Internacional
Sexta-feira, 3 de maio de 2024

Jovens cubanos se refugiam na religião Abacuá em ano de pandemia

De joelhos, com os olhos vendados, cinco jovens ouvem bênçãos em iorubá, língua trazida pelos escravos africanos há mais de quatro séculos, enquanto juram ser valentes, bons pais, filhos e amigos, respeitosos e íntegros: são os novos abacuás, um culto cubano único na América Latina.

Dificuldades econômicas e a pandemia de covid-19 levaram muitos jovens cubanos a se refugiarem na religião, inclusive neste culto que nasceu como uma irmandade de proteção entre escravos carabalis que trabalhavam como estivadores no porto de Havana há quase 200 anos.

“Com este problema da pandemia, cresceu muito, temos muita fé”, disse à AFP Juan Ruiz Oña o yamba, a segunda autoridade do templo, identificado pelos abacuás como Efi Barondi Cama.

A cerimônia íntima, à qual têm acesso apenas os abacuás e os seus convidados, decorre no bairro Simpson, caracterizado pela presença de vários dos seus templos e localizado na zona oeste da cidade de Matanzas.

Com um galo na mão, El Ireme ou “diabinho” se encarrega de limpar os iniciados.

Este abacuá vestido com uma imponente roupa de demônio passa o pássaro pelos corpos ajoelhados para eliminar o mau, antes de entrarem na sala sagrada onde é realizada a cerimônia secreta de juramento.

O “diabinho”, que dança estimulado pelas canções e ritmos dos tambores sagrados, representa a presença dos antepassados.

“Contribuir com nossos irmãos”

Estima-se que existam em Cuba cerca de 130 poderes, jogos ou plantas, nome indistinto para esses grupos compostos apenas por homens heterossexuais, que com o tempo perderam seu caráter secreto, mas não suas regras e princípios rígidos, entre eles a proteção do “ecobio”, seu irmão de fé.

Junto com a Santeria cubana ou Regla de Ocha e o Palomonte ou Regla Conga, o culto Abacuá é uma das principais religiões de matriz africana com força na ilha, mas, ao contrário das outras duas, é exclusiva de Cuba.

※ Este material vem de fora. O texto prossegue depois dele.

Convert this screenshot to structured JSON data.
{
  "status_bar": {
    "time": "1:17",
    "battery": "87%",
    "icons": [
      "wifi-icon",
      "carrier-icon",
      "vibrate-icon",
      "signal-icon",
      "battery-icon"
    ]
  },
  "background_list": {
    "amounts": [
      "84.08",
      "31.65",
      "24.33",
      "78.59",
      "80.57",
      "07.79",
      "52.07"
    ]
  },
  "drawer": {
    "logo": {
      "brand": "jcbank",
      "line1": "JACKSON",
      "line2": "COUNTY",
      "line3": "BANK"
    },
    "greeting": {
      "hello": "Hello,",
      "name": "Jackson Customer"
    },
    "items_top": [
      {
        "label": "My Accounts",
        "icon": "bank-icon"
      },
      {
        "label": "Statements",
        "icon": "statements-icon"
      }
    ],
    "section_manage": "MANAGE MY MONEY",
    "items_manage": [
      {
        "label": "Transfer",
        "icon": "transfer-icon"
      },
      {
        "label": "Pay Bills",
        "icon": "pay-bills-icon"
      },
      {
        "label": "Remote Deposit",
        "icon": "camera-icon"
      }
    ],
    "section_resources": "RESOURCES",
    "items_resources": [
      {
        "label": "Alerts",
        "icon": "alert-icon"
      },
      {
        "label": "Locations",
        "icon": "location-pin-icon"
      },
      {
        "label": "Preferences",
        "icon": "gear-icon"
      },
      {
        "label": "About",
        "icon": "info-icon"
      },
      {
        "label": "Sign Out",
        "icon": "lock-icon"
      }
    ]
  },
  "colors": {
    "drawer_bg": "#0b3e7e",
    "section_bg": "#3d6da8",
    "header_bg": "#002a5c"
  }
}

“Nesta pandemia, que já dura vários anos, procuramos contribuir com os nossos irmãos, porque alguns morreram, outros ficaram doentes”, explica Ruiz.

Como muitos cubanos, os abacuás também emigram e enviam ajuda para seus ecobios necessitados do exterior.

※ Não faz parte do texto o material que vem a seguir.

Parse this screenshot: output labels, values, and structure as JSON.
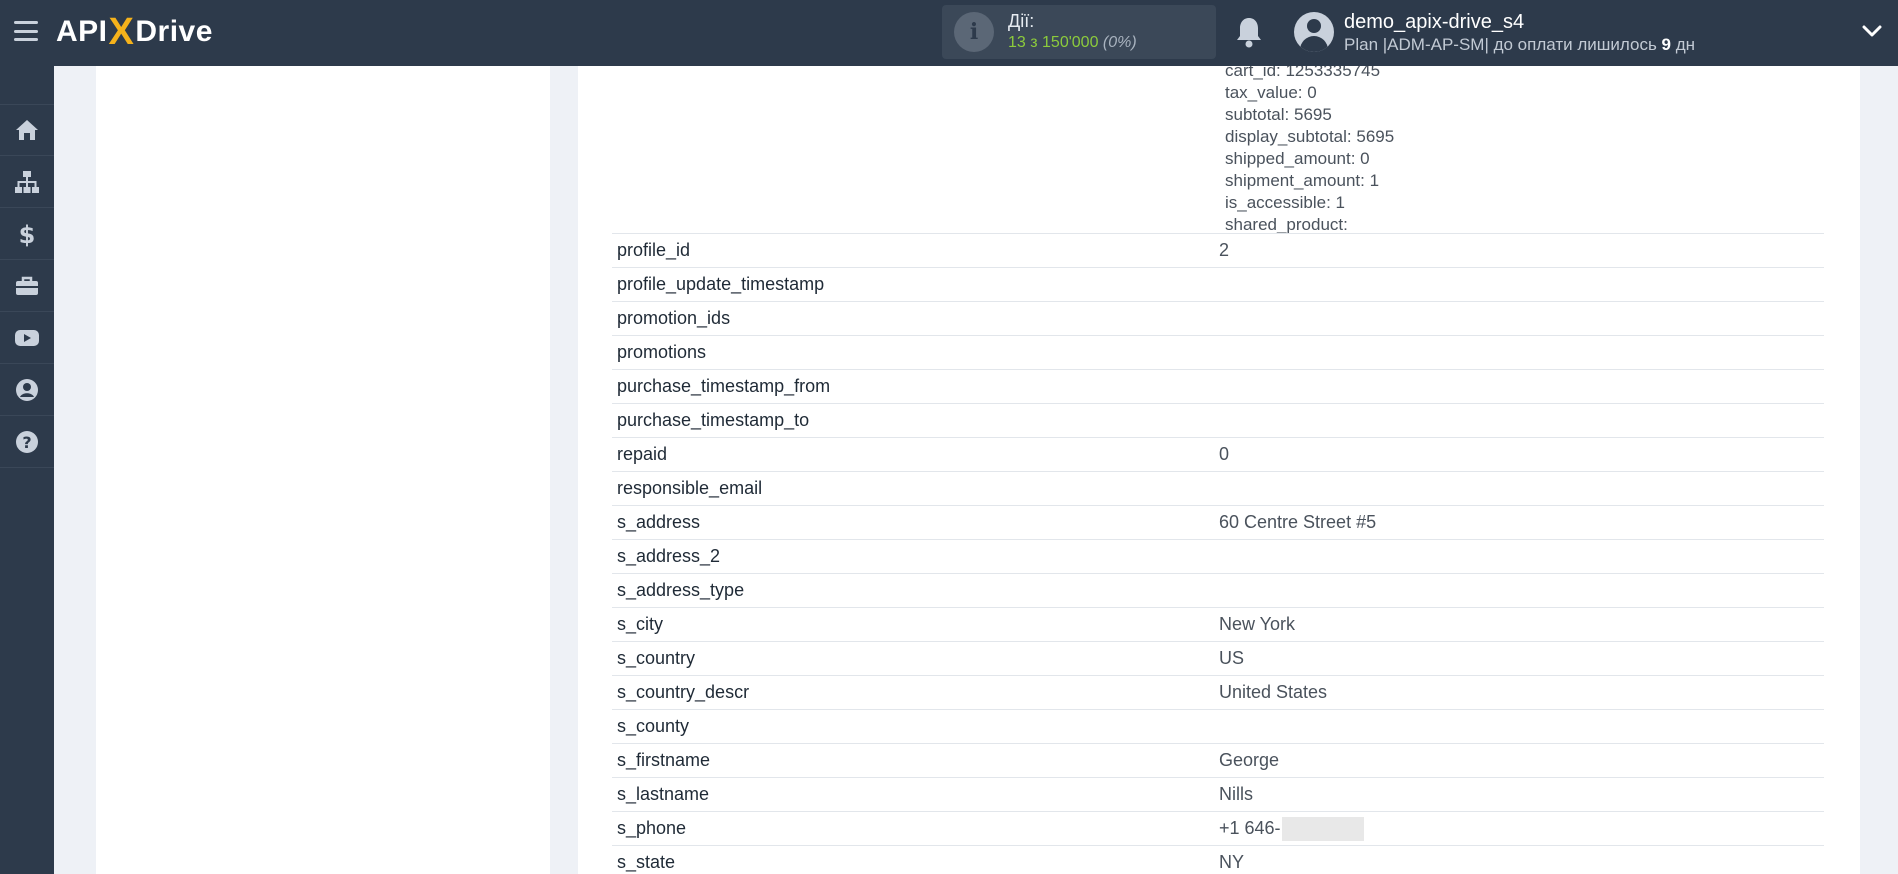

“Somos uma instituição construtiva, contribuímos com nossa revolução e com nossa juventude”, acrescenta Ruiz, estabelecendo sua posição em relação ao processo político em Cuba.

O governo socialista cubano se considerava ateu até 1990, mas quando o bloco soviético desapareceu tornou-se um Estado laico.

Sociólogos estimam que 85% dos 11,2 milhões de cubanos praticam alguma religião, muitas vezes cultos que sincretizam as crenças africanas com as cristãs.

Com o mesmo espírito de 200 anos atrás, trata-se de “ajudar cada homem, cada criança, cada idoso. Temos um orçamento e através dele ajudamos uns aos outros”, diz Ruiz, enquanto os tambores sagrados batá impõem o ritmo cadenciado.